水の中に光る花で幹のたまごが数えられるくらいだ、草がつるりと
浮きあがるとひげ根には蒜のような球がついているよ、葦どもは肉
を削がれて繊維だけ、その葉にふくらはぎを切られながら、次々と
水の栓を抜いている男は、あれはここの者ではないのか。
 水源はいつも増水しいつも流れて人々の指へ届く。彼らのうかさ
れた熱いからだを、かちかちのつめたい水が冷やしている。




防災
  
  
 ここは、洪水も旱魃もない温暖な土地である。土地を流れる川は
かつて一度として氾濫したことはなく、真夏の霜が畑の葉野菜の柔
らかい肉をちぢらせたこともなかった。
 天災をつねに免れているものたちが、では天災を忘れ果てている
かというとけしてそうではない。

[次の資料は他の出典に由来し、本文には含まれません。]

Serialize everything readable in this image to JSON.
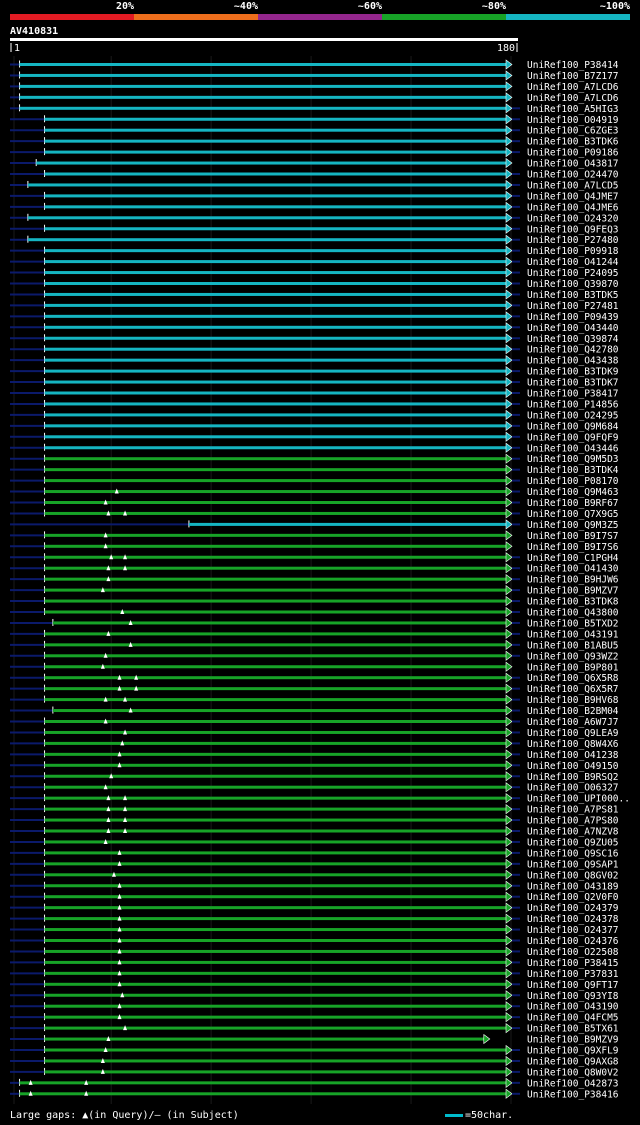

用水路や大堤防ダム防風林、巨大
な地震避難壕いなご絶滅用スプリンクラー区画ごとにめぐらせた防
火シャッター、崖を覆う鉄網積みあげた砂袋や鉄製鉤の類いが、一
度としてその用をなすことなく、点検され整備されてあるさまは、
山や川が身を鎧って天災を待ちもうけているかのようである。
 押し寄せる山津波、大発生する地鼠、風があおる山火事、吹きつ
けて畑を焦がす熱砂や、喉を真っ白に荒らして息を絶やす疫病が、
このようにしてくまなく想像されみごとに対処されるのだから、待
ちもうける天災がけしてやってこないとすれば、この光景の凶凶し
さはむしろ、何ものかへの、一族の執拗な面あてではないのか。